Nicolas’ appointment as a CIFAR Scholar played a major role in his decision to stay in Canada and accept a faculty position at the University of Ottawa. If it wasn’t for this, he might not have been working on Encephalitzoon anymore.

What do your findings mean for our understanding of parasites?

This study is mostly about how genomes change over time. But we also learned interesting things about the biology of the parasites, because observing the actual process of parasites gaining and loosing functions helps us understand their pathogenicity. To know how a parasite functions you need to know how it interacts with the host, since this is its ‘environment,’ in the same way the savannah is the environment of a zebra. It has to be able to extract all the nutrients and energy it needs from this environment and it has to be able to defend itself from environmental stresses. In the case of a parasite, this can include protecting itself from host defenses too. An intracellular parasite can always get nutrients and energy from the host cell that it lives within, and so sometimes it loses the ability to make things it can just acquire from elsewhere. But the more you lose, the more dependent you are on the host cell for getting you what you need, which can narrow down the range of possible host cells.

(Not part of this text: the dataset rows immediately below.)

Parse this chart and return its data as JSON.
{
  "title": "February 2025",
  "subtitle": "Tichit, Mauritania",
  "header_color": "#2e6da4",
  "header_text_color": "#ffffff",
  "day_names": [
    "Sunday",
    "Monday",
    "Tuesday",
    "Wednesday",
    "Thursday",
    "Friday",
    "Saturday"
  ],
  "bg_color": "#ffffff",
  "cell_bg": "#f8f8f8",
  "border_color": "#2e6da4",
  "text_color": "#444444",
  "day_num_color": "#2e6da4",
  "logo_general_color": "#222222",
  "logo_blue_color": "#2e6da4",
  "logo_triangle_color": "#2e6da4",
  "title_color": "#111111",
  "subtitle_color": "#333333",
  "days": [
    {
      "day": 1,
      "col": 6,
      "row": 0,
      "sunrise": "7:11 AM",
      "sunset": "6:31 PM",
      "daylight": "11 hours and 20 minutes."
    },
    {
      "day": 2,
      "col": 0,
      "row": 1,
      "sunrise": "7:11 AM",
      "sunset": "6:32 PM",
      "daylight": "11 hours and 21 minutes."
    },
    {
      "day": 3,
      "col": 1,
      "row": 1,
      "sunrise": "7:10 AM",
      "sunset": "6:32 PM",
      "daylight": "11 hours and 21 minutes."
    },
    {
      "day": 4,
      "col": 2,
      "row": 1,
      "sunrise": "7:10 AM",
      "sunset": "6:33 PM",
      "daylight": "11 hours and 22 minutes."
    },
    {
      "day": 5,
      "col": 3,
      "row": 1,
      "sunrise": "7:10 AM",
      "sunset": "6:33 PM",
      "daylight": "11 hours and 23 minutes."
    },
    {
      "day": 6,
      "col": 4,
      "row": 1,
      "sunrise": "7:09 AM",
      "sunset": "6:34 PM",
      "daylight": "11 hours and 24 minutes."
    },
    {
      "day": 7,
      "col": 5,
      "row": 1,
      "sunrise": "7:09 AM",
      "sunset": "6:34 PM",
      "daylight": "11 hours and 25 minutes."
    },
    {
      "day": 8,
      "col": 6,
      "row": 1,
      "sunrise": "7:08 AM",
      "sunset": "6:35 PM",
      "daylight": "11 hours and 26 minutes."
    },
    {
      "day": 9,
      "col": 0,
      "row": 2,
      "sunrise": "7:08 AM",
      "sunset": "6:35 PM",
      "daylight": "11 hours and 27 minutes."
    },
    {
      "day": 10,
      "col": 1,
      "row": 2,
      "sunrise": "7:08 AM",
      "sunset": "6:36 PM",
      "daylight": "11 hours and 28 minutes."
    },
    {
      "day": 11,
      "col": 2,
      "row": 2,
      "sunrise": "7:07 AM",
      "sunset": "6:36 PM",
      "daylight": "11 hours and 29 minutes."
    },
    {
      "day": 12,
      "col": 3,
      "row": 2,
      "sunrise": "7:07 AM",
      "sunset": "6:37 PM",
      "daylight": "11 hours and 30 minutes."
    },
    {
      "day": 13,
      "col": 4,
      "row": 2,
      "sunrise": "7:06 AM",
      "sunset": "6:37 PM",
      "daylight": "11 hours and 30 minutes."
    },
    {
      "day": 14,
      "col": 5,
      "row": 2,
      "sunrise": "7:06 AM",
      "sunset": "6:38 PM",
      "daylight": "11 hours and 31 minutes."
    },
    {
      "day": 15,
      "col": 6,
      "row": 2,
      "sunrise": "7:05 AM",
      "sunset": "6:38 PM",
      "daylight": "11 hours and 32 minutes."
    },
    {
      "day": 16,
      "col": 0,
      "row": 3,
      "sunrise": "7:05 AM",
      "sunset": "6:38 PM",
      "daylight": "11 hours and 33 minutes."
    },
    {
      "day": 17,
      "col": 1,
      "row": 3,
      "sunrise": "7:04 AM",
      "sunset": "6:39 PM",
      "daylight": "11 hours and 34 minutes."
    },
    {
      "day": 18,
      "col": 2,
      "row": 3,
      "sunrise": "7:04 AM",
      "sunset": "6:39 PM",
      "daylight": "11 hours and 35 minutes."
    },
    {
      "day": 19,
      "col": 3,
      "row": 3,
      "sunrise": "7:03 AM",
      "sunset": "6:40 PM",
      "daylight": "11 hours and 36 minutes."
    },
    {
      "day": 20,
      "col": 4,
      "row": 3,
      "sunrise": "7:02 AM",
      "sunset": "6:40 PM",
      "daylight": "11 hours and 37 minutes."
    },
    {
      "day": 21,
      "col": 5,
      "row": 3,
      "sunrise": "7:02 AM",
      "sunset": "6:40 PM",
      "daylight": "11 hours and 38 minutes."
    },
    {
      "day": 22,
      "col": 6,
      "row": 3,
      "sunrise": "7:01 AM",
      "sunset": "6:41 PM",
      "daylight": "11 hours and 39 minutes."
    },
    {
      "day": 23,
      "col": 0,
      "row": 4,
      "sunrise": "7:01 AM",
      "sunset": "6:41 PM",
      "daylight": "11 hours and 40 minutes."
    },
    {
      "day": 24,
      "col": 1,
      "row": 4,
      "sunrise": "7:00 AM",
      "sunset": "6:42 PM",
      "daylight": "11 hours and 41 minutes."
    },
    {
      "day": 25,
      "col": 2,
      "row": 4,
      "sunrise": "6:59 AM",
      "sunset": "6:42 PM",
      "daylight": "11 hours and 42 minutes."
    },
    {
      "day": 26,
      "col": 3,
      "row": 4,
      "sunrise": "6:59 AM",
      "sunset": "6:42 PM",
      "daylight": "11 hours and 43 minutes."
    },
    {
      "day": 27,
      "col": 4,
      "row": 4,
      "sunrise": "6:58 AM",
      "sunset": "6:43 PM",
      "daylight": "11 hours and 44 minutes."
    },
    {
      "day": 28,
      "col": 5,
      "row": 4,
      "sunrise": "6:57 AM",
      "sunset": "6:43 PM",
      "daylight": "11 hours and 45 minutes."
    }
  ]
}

In the case of our study, the situation was reversed, such that the parasite acquired a new ability to make essential nutrients and therefore exploit previously off-limits host cells. These findings help us better understand the evolution of these parasites.

What are the next questions you want to answer?

One of these two species is an insect parasite and the other a vertebrate parasite. I think the next step is to figure out how these parasites with the same common ancestor became so different. Either a vertebrate parasite switched hosts to infect an insect, or insect parasite switched to infect vertebrates. To tell, we need to know more about the diversity of Encephalitozoon in nature and how parasites in the genus are related phylogenetically. This will require an environmental approach; going out into different geographical locations and sampling the diversity using molecular means. And if that is done in such a way that it also tells us what hosts they are infecting, maybe we can get an idea of how the two parasites switched hosts.